Als ich die Vorlesung strategisches Management besucht habe, hatten wir eine Aufgabe: die Ausarbeitung einer PESTEL Analyse am Beispiel unseres Heimatlandes. Das Ziel dieser Analyse ist es, das Aufdecken von makroökonomischen Faktoren in einem bestimmten Gebiet oder Markt, die auf ein Unternehmen wirken können. Das heißt: Welche Risiken bestehen für meine Strategie durch externe Faktoren, die zum Teil nicht vermeidbar sind? Eine Analyse, die mir damals so verdammt „dämlich“ vorkam. Als naiver Student hätte ich mir niemals erträumen können, jemals eine solche Analyse im Berufsleben anwenden zu müssen. Jetzt erscheint sie mir lebensnotwendig. Trotzdem: Auf den ersten Blick scheinen die Komponenten der PESTEL-Formel sehr weit hergeholt:

PESTEL steht für:

P… Politische Einflussfaktoren

E… Wirtschaftliche Einflussfaktoren

S… Sozio-kulturelle Einflussfaktoren

T… Technologische Einflussfaktoren

E… Ökologische- Geographische Einflussfaktoren

L… Rechtliche Einflussfaktoren

Diese Einflussfaktoren lassen sich in bestimmten Staaten relativ einfach bestimmen.

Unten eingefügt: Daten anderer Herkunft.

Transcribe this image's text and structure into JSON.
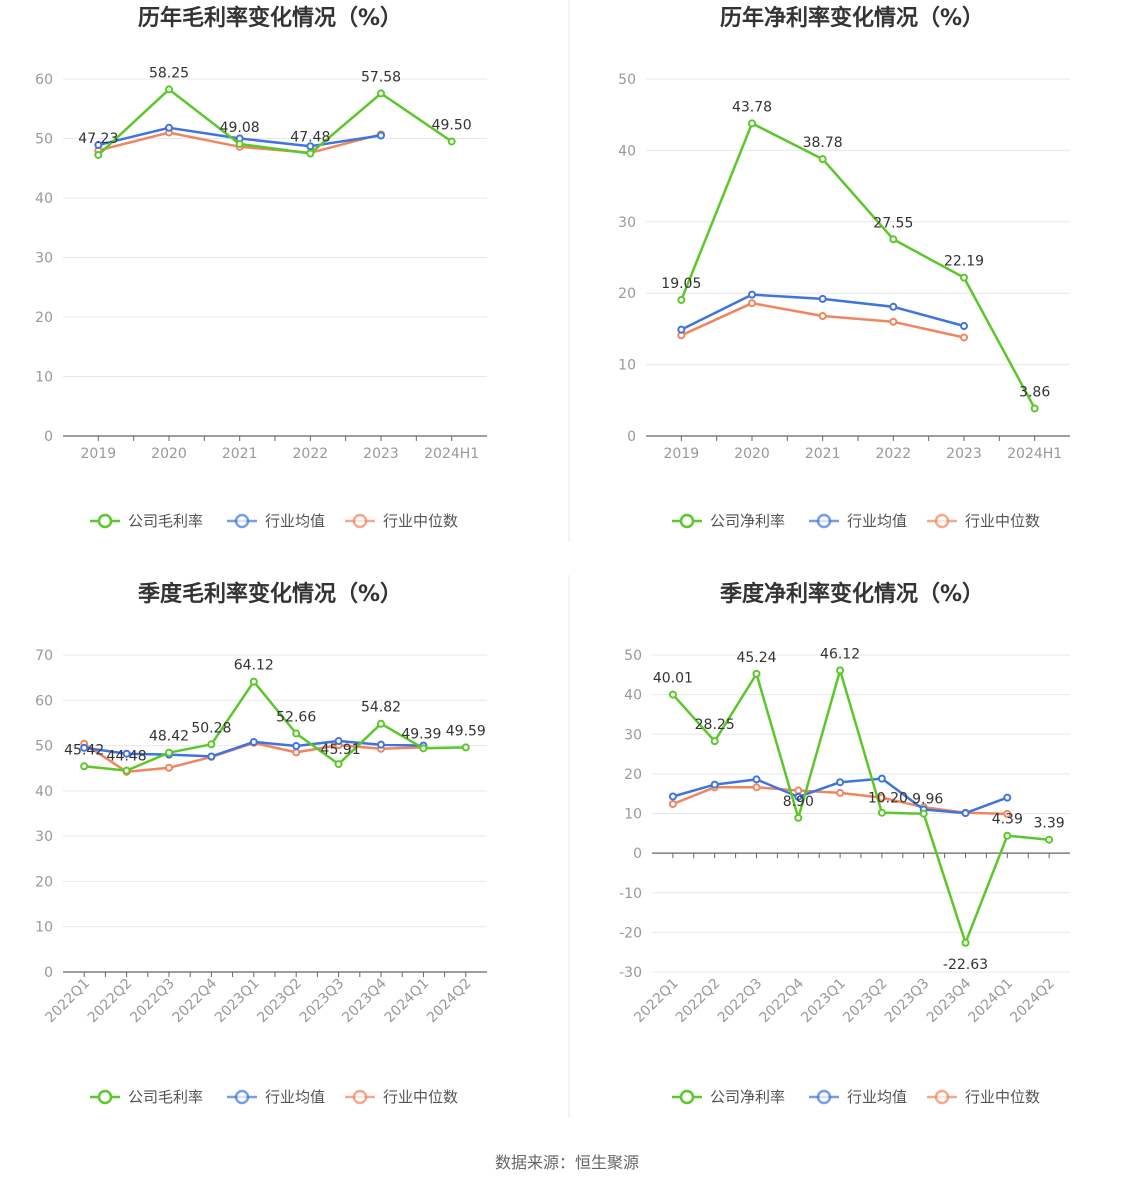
{
  "source": "数据来源：恒生聚源",
  "colors": {
    "company": "#5cc72a",
    "average": "#3f74e0",
    "median": "#f0855f",
    "grid": "#e6e8f0",
    "axis": "#666666"
  },
  "chart_data": [
    {
      "type": "line",
      "title": "历年毛利率变化情况（%）",
      "categories": [
        "2019",
        "2020",
        "2021",
        "2022",
        "2023",
        "2024H1"
      ],
      "ylim": [
        0,
        60
      ],
      "yticks": [
        0,
        10,
        20,
        30,
        40,
        50,
        60
      ],
      "grid": true,
      "legend": "bottom",
      "series": [
        {
          "name": "公司毛利率",
          "key": "company",
          "values": [
            47.23,
            58.25,
            49.08,
            47.48,
            57.58,
            49.5
          ],
          "labels": [
            "47.23",
            "58.25",
            "49.08",
            "47.48",
            "57.58",
            "49.50"
          ]
        },
        {
          "name": "行业均值",
          "key": "average",
          "values": [
            48.9,
            51.8,
            50.0,
            48.7,
            50.5,
            null
          ]
        },
        {
          "name": "行业中位数",
          "key": "median",
          "values": [
            48.0,
            51.0,
            48.6,
            47.6,
            50.7,
            null
          ]
        }
      ]
    },
    {
      "type": "line",
      "title": "历年净利率变化情况（%）",
      "categories": [
        "2019",
        "2020",
        "2021",
        "2022",
        "2023",
        "2024H1"
      ],
      "ylim": [
        0,
        50
      ],
      "yticks": [
        0,
        10,
        20,
        30,
        40,
        50
      ],
      "grid": true,
      "legend": "bottom",
      "series": [
        {
          "name": "公司净利率",
          "key": "company",
          "values": [
            19.05,
            43.78,
            38.78,
            27.55,
            22.19,
            3.86
          ],
          "labels": [
            "19.05",
            "43.78",
            "38.78",
            "27.55",
            "22.19",
            "3.86"
          ]
        },
        {
          "name": "行业均值",
          "key": "average",
          "values": [
            14.9,
            19.8,
            19.2,
            18.1,
            15.4,
            null
          ]
        },
        {
          "name": "行业中位数",
          "key": "median",
          "values": [
            14.1,
            18.6,
            16.8,
            16.0,
            13.8,
            null
          ]
        }
      ]
    },
    {
      "type": "line",
      "title": "季度毛利率变化情况（%）",
      "categories": [
        "2022Q1",
        "2022Q2",
        "2022Q3",
        "2022Q4",
        "2023Q1",
        "2023Q2",
        "2023Q3",
        "2023Q4",
        "2024Q1",
        "2024Q2"
      ],
      "ylim": [
        0,
        70
      ],
      "yticks": [
        0,
        10,
        20,
        30,
        40,
        50,
        60,
        70
      ],
      "grid": true,
      "legend": "bottom",
      "series": [
        {
          "name": "公司毛利率",
          "key": "company",
          "values": [
            45.42,
            44.48,
            48.42,
            50.28,
            64.12,
            52.66,
            45.91,
            54.82,
            49.39,
            49.59
          ],
          "labels": [
            "45.42",
            "44.48",
            "48.42",
            "50.28",
            "64.12",
            "52.66",
            "45.91",
            "54.82",
            "49.39",
            "49.59"
          ]
        },
        {
          "name": "行业均值",
          "key": "average",
          "values": [
            49.5,
            48.2,
            48.0,
            47.6,
            50.8,
            49.9,
            51.0,
            50.2,
            50.0,
            null
          ]
        },
        {
          "name": "行业中位数",
          "key": "median",
          "values": [
            50.4,
            44.2,
            45.1,
            47.5,
            50.6,
            48.5,
            50.1,
            49.3,
            49.6,
            null
          ]
        }
      ]
    },
    {
      "type": "line",
      "title": "季度净利率变化情况（%）",
      "categories": [
        "2022Q1",
        "2022Q2",
        "2022Q3",
        "2022Q4",
        "2023Q1",
        "2023Q2",
        "2023Q3",
        "2023Q4",
        "2024Q1",
        "2024Q2"
      ],
      "ylim": [
        -30,
        50
      ],
      "yticks": [
        -30,
        -20,
        -10,
        0,
        10,
        20,
        30,
        40,
        50
      ],
      "grid": true,
      "legend": "bottom",
      "series": [
        {
          "name": "公司净利率",
          "key": "company",
          "values": [
            40.01,
            28.25,
            45.24,
            8.9,
            46.12,
            10.2,
            9.96,
            -22.63,
            4.39,
            3.39
          ],
          "labels": [
            "40.01",
            "28.25",
            "45.24",
            "8.90",
            "46.12",
            "10.20",
            "9.96",
            "-22.63",
            "4.39",
            "3.39"
          ]
        },
        {
          "name": "行业均值",
          "key": "average",
          "values": [
            14.3,
            17.3,
            18.6,
            14.2,
            17.9,
            18.8,
            11.0,
            10.1,
            14.0,
            null
          ]
        },
        {
          "name": "行业中位数",
          "key": "median",
          "values": [
            12.4,
            16.6,
            16.6,
            15.8,
            15.2,
            14.0,
            11.6,
            10.2,
            9.9,
            null
          ]
        }
      ]
    }
  ]
}
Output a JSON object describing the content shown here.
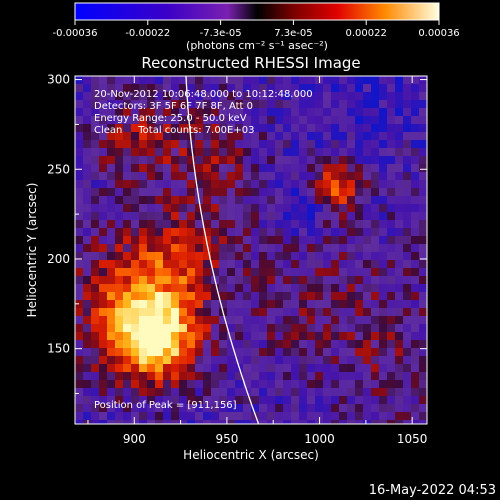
{
  "chart_data": {
    "type": "heatmap",
    "title": "Reconstructed RHESSI Image",
    "xlabel": "Heliocentric X (arcsec)",
    "ylabel": "Heliocentric Y (arcsec)",
    "xlim": [
      868,
      1058
    ],
    "ylim": [
      108,
      302
    ],
    "x_ticks": [
      "900",
      "950",
      "1000",
      "1050"
    ],
    "y_ticks": [
      "150",
      "200",
      "250",
      "300"
    ],
    "colorbar": {
      "ticks": [
        "-0.00036",
        "-0.00022",
        "-7.3e-05",
        "7.3e-05",
        "0.00022",
        "0.00036"
      ],
      "unit_label": "(photons cm⁻² s⁻¹ asec⁻²)",
      "range": [
        -0.00036,
        0.00036
      ]
    },
    "annotations": [
      "20-Nov-2012 10:06:48.000 to 10:12:48.000",
      "Detectors: 3F 5F 6F 7F 8F, Att 0",
      "Energy Range: 25.0 - 50.0 keV",
      "Clean     Total counts: 7.00E+03"
    ],
    "peak_label": "Position of Peak = [911,156]",
    "peak": [
      911,
      156
    ]
  },
  "footer_timestamp": "16-May-2022 04:53"
}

Es ist kein Geheimnis, dass der italienische Staat in Vergleich zu seinen Nachbarländern eine erhöhte steuerliche Last, eine hohe Staatsverschuldung und geringe Perspektiven für junge, motivierte, sehr gut ausgebildete Menschen vorweist.
Das Benchmark-Beispiel wäre Silicon Valley in Kalifornien. Dort wurde ein Ort geschaffen in der Innovation an Nummer eins steht. Dank einer klugen Idee eines Stanford Professors, der ungenutztes Land im Eigentum der Universität und Kapital an Studenten zur Verfügung gestellt hat. HP (Hewlett & Packard), eines der größten Unternehmen im Bereich Computer und Technik, waren die ersten Studenten, die in dieses Programm aufgenommen wurden. Andere der erfolgreichsten Tech-Unternehmen haben in Silicon Valley ihren Traum gefunden, umzingelt von den renommiertesten Universitäten. Die Innovationen und Wissensübermittlungen auch zwischen den sich konkurrierenden Unternehmen ergeben sich aus deren Nähe zueinander.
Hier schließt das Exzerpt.